Как-то с одним творческим человеком мы говорили о вещах, которые не ограничиваются одним только искусством сцены. Что мешает маленькой стране развиваться? Если рассматривать театр как маленькое государство, то невольно замечаешь, как желание усреднить всё и не пускать ничего выше того уровня, на котором уместилось облечённое властью лицо, мешает развитию всей структуры. Такое лицо, обделённое талантом, из инстинкта самосохранения, пытается отсечь всё смелое, творческое, нестандартное. Если уровень власти средний, то и подняться над этим уровнем она, эта власть, не позволит.
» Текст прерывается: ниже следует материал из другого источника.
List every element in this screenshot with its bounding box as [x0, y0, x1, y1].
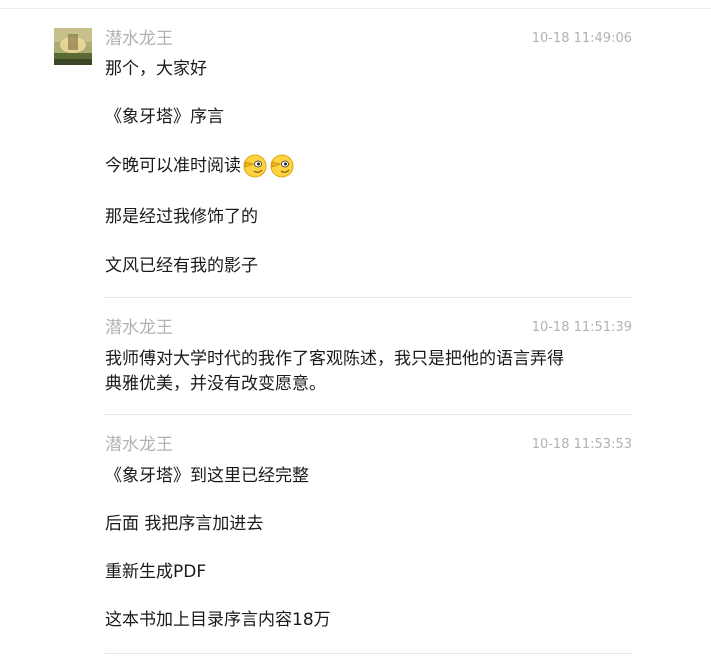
avatar[interactable]: [54, 28, 92, 65]
sender-name[interactable]: 潜水龙王: [105, 434, 173, 456]
message-line-with-emoji: 今晚可以准时阅读: [105, 153, 295, 179]
avatar-image: [54, 28, 92, 65]
top-divider: [0, 8, 711, 9]
message-line: 后面 我把序言加进去: [105, 514, 264, 534]
message-line: 文风已经有我的影子: [105, 256, 258, 276]
message-divider: [105, 653, 632, 654]
message-time: 10-18 11:51:39: [531, 320, 632, 335]
message-divider: [105, 414, 632, 415]
message-header: 潜水龙王 10-18 11:53:53: [105, 434, 632, 456]
message-divider: [105, 297, 632, 298]
message-line: 这本书加上目录序言内容18万: [105, 610, 331, 630]
smirk-emoji-icon: [269, 153, 295, 179]
message-line: 《象牙塔》到这里已经完整: [105, 466, 309, 486]
message-header: 潜水龙王 10-18 11:51:39: [105, 317, 632, 339]
message-time: 10-18 11:53:53: [531, 437, 632, 452]
smirk-emoji-icon: [242, 153, 268, 179]
message-group-3: 潜水龙王 10-18 11:53:53 《象牙塔》到这里已经完整 后面 我把序言…: [105, 434, 632, 630]
message-line: 那是经过我修饰了的: [105, 207, 258, 227]
message-header: 潜水龙王 10-18 11:49:06: [105, 28, 632, 50]
message-line: 《象牙塔》序言: [105, 107, 224, 127]
message-group-2: 潜水龙王 10-18 11:51:39 我师傅对大学时代的我作了客观陈述，我只是…: [105, 317, 632, 394]
sender-name[interactable]: 潜水龙王: [105, 317, 173, 339]
message-time: 10-18 11:49:06: [531, 31, 632, 46]
message-line: 重新生成PDF: [105, 562, 207, 582]
message-group-1: 潜水龙王 10-18 11:49:06 那个，大家好 《象牙塔》序言 今晚可以准…: [105, 28, 632, 276]
message-line: 典雅优美，并没有改变愿意。: [105, 374, 326, 394]
message-line: 那个，大家好: [105, 59, 207, 79]
sender-name[interactable]: 潜水龙王: [105, 28, 173, 50]
message-line-text: 今晚可以准时阅读: [105, 156, 241, 176]
message-line: 我师傅对大学时代的我作了客观陈述，我只是把他的语言弄得: [105, 349, 564, 369]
— Это верно по отношению к любой власти.
**
Флешбэк 2. Власть
Eё сценический образ бывает противоречивее и масштабнее, чем то, что мы видим в реальности. В спектакле по мотивам «Императорского безумца» Яана Кросса (режиссёр Юлия Ауг) Ивашкевич сыграл Александра Первого. Его Александр — властитель слабый и лукавый (по Пушкину!), человек капризный, двуличный и скрытный. Aктёр по натуре, он легко умеет обольстить собеседника, но если тот осмелится возражать, император тут же холодно отстранит его и возненавидит. Это — один слой характера. Другой — странная неуверенность в себе, боязнь убедиться в своей неправоте. Чувствовалось, что Ивашкевич знает о своём герое больше, чем находится в инсценировке, ему ведом исторический контекст. Александр хочет и не может забыть, что на престол Александр взошёл благодаря убийству, нечистая совесть вынуждает его бояться любой правды и быть жестоким к единственному человеку, который говорит ему правду — Тимо фон Боку. Сам обязанный своим благословенным царствованием предательству, он — для душевного спокойствия — объявляет безумцем и предателем бывшего друга. Но покоя нет.
Но у власти может быть и другой облик — Волшебника в «Обыкновенном чуде» Евгения Шварца (режиссёр Сергей Голомазов). Ивашкевич показал, как его герой с горечью осознаёт, что и у всемогущества есть предел. Его драма в том, что он бессмертен, а его Жена (Наталья Мурина) смертна: свою последнюю сказку он начал разыгрывать для Жены, чтобы позабавить её, и как случается с гениями — результат не вместился в рамки замысла, перерос его и свернул на неведомую опасную дорогу. И этот конфликт придавал лёгкой и изящной постановке глубину и печаль.
***
— Ваш Александр по-своему талантлив. Волшебник — гений. Хуже, когда власть бездарная и не способна доказать своё право управлять и умеет ходить только с двух мастей: разжигать межнациональную нетерпимость и говорить о вероятности войны — хотя если она вероятна, то надо сплачивать народ, а не заниматься раздроблением его. Но не будем о грустном.
— Не будем. Будем о творческом. Когда приезжают люди извне, мы начинаем говорить о замыслах, планах, желаниях — и люди включаются в процесс. Нам делить нечего. Мы хотим работать.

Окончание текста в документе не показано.